Portanto, para que sejam respeitados os mais de vinte princípios elencados pela nova lei de licitações, a contratação de escritórios de advocacia para a prestação de serviços à Administração Pública deve preencher os requisitos de notória especialização, bem como reconhecimento social e jurídico de tal especialização.

_________________________

1 a) estudos técnicos, planejamentos, projetos básicos ou projetos executivos;

b) pareceres, perícias e avaliações em geral;

c) assessorias ou consultorias técnicas e auditorias financeiras ou tributárias;

d) fiscalização, supervisão ou gerenciamento de obras ou serviços;

e) patrocínio ou defesa de causas judiciais ou administrativas;

f) treinamento e aperfeiçoamento de pessoal;

g) restauração de obras de arte e de bens de valor histórico;

h) controles de qualidade e tecnológico, análises, testes e ensaios de campo e laboratoriais, instrumentação e monitoramento de parâmetros específicos de obras e do meio ambiente e demais serviços de engenharia que se enquadrem no disposto neste inciso.
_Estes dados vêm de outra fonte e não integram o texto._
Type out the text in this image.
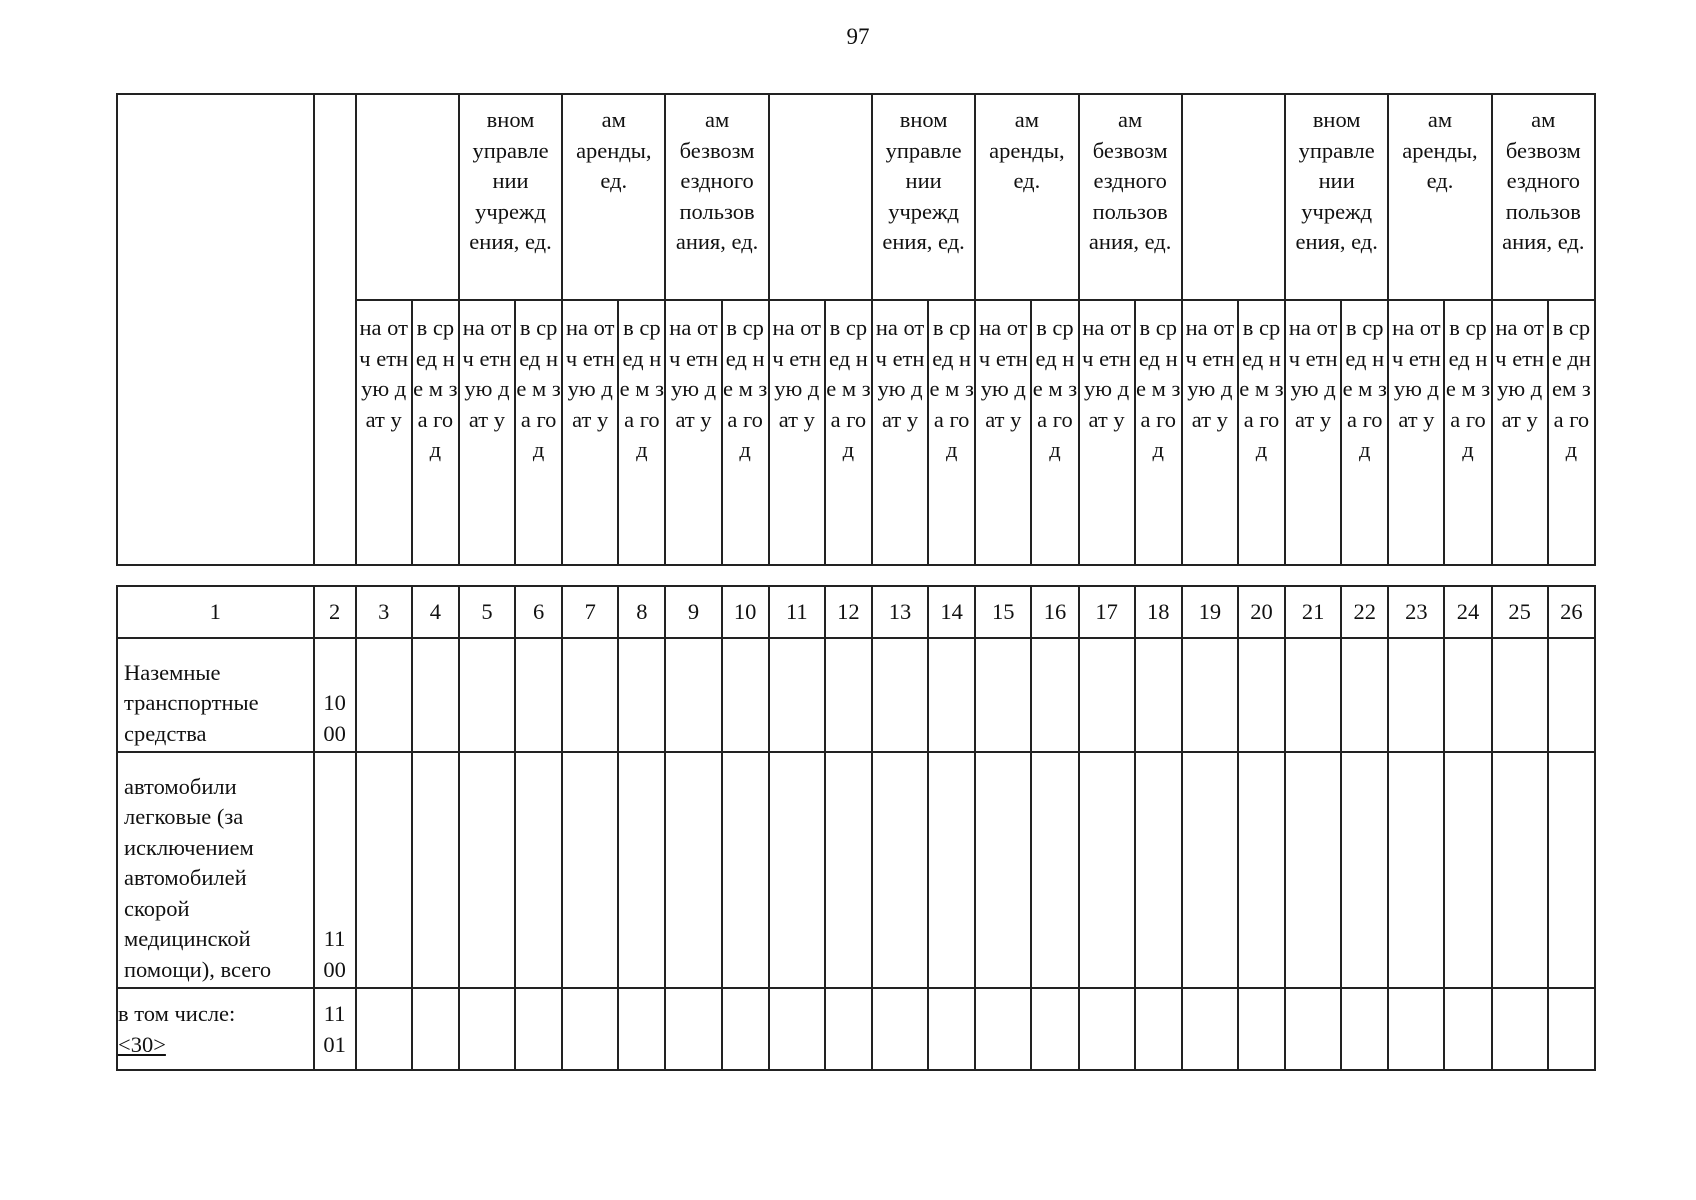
97
				вном управле нии учрежд ения, ед.		ам аренды, ед.		ам безвозм ездного пользов ания, ед.				вном управле нии учрежд ения, ед.		ам аренды, ед.		ам безвозм ездного пользов ания, ед.				вном управле нии учрежд ения, ед.		ам аренды, ед.		ам безвозм ездного пользов ания, ед.	
		на отч етн ую дат у	в ср ед не м за го д	на отч етн ую дат у	в ср ед не м за го д	на отч етн ую дат у	в ср ед не м за го д	на отч етн ую дат у	в ср ед не м за го д	на отч етн ую дат у	в ср ед не м за го д	на отч етн ую дат у	в ср ед не м за го д	на отч етн ую дат у	в ср ед не м за го д	на отч етн ую дат у	в ср ед не м за го д	на отч етн ую дат у	в ср ед не м за го д	на отч етн ую дат у	в ср ед не м за го д	на отч етн ую дат у	в ср ед не м за го д	на отч етн ую дат у	в сре дн ем за год
1	2	3	4	5	6	7	8	9	10	11	12	13	14	15	16	17	18	19	20	21	22	23	24	25	26
Наземные транспортные средства	10 00																								
автомобили легковые (за исключением автомобилей скорой медицинской помощи), всего	11 00																								
в том числе:
<30>	11 01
2 Acórdão 3924/2012-Segunda Câmara | Relator: JOSÉ JORGE. ÁREA: Licitação | TEMA: Inexigibilidade de licitação | SUBTEMA: Serviços advocatícios. Outros indexadores: Singularidade do objeto, Notória especialização. Publicado:  - Informativo de Licitações e Contratos nº 109.

Thiago Penzin
Mestre e graduado em Direito pela PUC MG. Pós-graduado em Direito Público e MBA em Advocacia Pública pela Unypública. Graduado em História pela UFMG. Procurador da Câmara Municipal de Itabirito/MG.